Olhei para Heron e ele me observava com um sorriso bobo, ainda sentia meu rosto esquentar de tê-lo me olhando assim tão de perto, mas não era incômodo.

- Eu sonhei algumas vezes com esse encontro também - Heron olhou para o céu - mas estava um pouquinho mais claro que agora.
- Como soube? Digo, como percebeu que gostava mesmo de mim?
- Sendo sincero, posso contar nos dedos quantas vezes eu me apaixonei, então, por ser um sentimento digamos que raro de me acontecer, eu soube exatamente o que era quando meu coração disparou absolutamente do nada quando olhamos diretamente um pro outro pela primeira vez, no corredor do Gardenia, lembra? Naquela primeira semana de aula.
- Como esquecer? No segundo seguinte eu bati minha cara no armário.

Heron riu com a lembrança, acabei achando graça também. Isso queria dizer mais que qualquer coisa que a tempestade já havia passado e eu alcancei a fase de rir das vergonhas.

- Bom, claro que eu ainda cheguei a me questionar, pensei que só te achava bonito ou que fosse uma coincidência enorme que eu te visse em todos os cantos que eu olhasse, até o dia em que você me passou aquela borracha na aula de literatura e eu nunca mais consegui te tirar da cabeça, aí então eu passei a gaguejar e isso foi suficiente para que eu percebesse que já não tinha mais volta.

Sorrimos um para o outro, sua tala encostava-se lentamente na minha mão, nossos dedos se tocaram.

- Duas pequenas ajudas depois, uma sem querer da parte do Trent da sorveteria e outra que nós dois sabemos qual, me senti um pouco mais confiante pra tentar uma aproximação mas você sempre me mandava pra René ou desconversava.
- D-desconversava?

Mergulhei nas minhas memórias repassando todas as vezes em que falei com Heron, as coisas pareciam bem claras agora e eu me perguntava onde estava o meu senso observador quando Heron literalmente ia até mim, dizia com todas as palavras que estava me procurando e fazia questão de falar comigo toda vez que me via. Agora eu entendia porque todo mundo dizia que ele gostava muito de mim.

- Caramba - murmurei - você devia estar se sentindo menos correspondido que eu.
- Cada caso é um caso mas realmente era uma relação meio complicada.
- E mesmo assim continuava tentando algo enquanto recebia cartas de um remetente que fazia e falava absolutamente tudo que eu não tinha coragem? - me surpreendia mais a cada conclusão que me chegava e a cada aceno de confirmação do Heron - Por quê????
- Eu percebi que você era bem tímido desde a primeira vez que te vi e se eu estava mesmo interessado devia chegar com jeito e ir te decifrando, fora que a René me dizia isso o tempo todo enquanto frisava como você era uma pessoa incrível apesar da timidez, coisa que nunca duvidei inclusive. Por gostar de você eu queria ver além da camada tímida e ter mais acesso a esse seu lado mais solto, pois das poucas vezes em que pude ver foi incrível. Isso me movia, eu sabia que com um pouco de esforço eu conseguiria te ver esquecer a sua timidez por alguns segundos e ser você em sua raiz.
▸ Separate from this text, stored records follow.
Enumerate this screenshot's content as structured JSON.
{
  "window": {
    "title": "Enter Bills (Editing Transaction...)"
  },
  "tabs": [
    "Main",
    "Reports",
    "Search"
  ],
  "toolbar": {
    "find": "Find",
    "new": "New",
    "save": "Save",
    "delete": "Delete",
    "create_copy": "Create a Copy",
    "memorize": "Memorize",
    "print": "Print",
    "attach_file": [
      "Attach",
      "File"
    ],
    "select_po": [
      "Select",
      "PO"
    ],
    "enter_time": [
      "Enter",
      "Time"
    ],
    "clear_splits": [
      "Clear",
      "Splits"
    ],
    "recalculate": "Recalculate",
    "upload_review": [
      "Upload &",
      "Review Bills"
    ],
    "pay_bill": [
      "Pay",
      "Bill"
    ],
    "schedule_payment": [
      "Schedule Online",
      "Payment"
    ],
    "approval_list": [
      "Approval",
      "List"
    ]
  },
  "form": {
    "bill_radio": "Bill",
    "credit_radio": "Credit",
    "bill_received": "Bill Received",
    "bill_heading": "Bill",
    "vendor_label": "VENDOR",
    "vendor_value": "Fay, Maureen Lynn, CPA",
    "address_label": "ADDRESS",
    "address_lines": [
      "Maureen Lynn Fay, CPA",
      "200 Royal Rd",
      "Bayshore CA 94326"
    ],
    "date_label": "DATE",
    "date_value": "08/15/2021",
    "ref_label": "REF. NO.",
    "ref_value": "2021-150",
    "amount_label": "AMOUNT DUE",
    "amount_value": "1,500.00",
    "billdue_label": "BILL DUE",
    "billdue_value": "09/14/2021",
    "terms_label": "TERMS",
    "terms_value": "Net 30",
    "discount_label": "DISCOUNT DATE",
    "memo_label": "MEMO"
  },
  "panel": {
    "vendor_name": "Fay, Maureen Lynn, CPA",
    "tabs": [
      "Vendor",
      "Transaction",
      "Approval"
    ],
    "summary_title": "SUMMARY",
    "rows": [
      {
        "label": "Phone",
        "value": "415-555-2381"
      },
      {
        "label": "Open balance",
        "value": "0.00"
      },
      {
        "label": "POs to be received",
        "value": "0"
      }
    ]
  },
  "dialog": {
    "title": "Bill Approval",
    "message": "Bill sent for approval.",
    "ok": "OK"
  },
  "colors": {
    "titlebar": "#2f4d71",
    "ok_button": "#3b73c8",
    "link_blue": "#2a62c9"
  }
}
Fiquei extasiado. Era assustador e surpreendente saber de toda a história por outra ótica, eu nunca conseguiria nem deduzir todos os pensamentos do Heron, e das minhas deduções eu não chegara nem perto do que de fato ele estava achando da situação, como essa história correu fora da minha bolha. Me sentia lendo um daqueles spin-offs que autores de romances best-sellers fazem sobre o ponto de vista do outro protagonista, era uma sensação engraçada.

- Isso foi muito meloso?

Ele perguntou e sorriu daquele jeito de sempre. Como o sol. Como o calor do verão.

Me inclinei até seu rosto e o beijei. E Deus, acho que nunca me cansaria daquela sensação.

- Eu definitivamente fui pego de surpresa.
- É muito cedo pra dizer que quero ficar com você pra sempre? - Disse com nossos rostos ainda perto.
- Talvez, mas podemos usar a desculpa de que só se vive uma vez, que tal?
- Hmmm, Carpe Diem então.

Heron deslizou seus dedos pelo meu pescoço até minha nuca e juntou nossos lábios lenta e delicadamente, me garantindo um arrepio na espinha.

- Carpe Diem.

E finalizou com seu sorriso. Lhe entreguei outro um pouco mais "absorto" comparado ao seu.

As luzes da roda gigante mudaram e nós voltamos a olhar para a água que agora exibia tons de verde e azul, Heron se aproximou mais e pousou sua cabeça em meu ombro enquanto percorria as veias do dorso da minha mão com a ponta de seus dedos.

- Quer me contar como também percebeu que eu não era só mais um no meio do Gardenia High School?
- É uma história tão longa, acho que você ficaria entediado de me ouvir falar por meia hora o quanto eu fiquei obcecado pelas pintas do seu rosto. Mas também, não é como se você tivesse chego e passado tãao despercebido.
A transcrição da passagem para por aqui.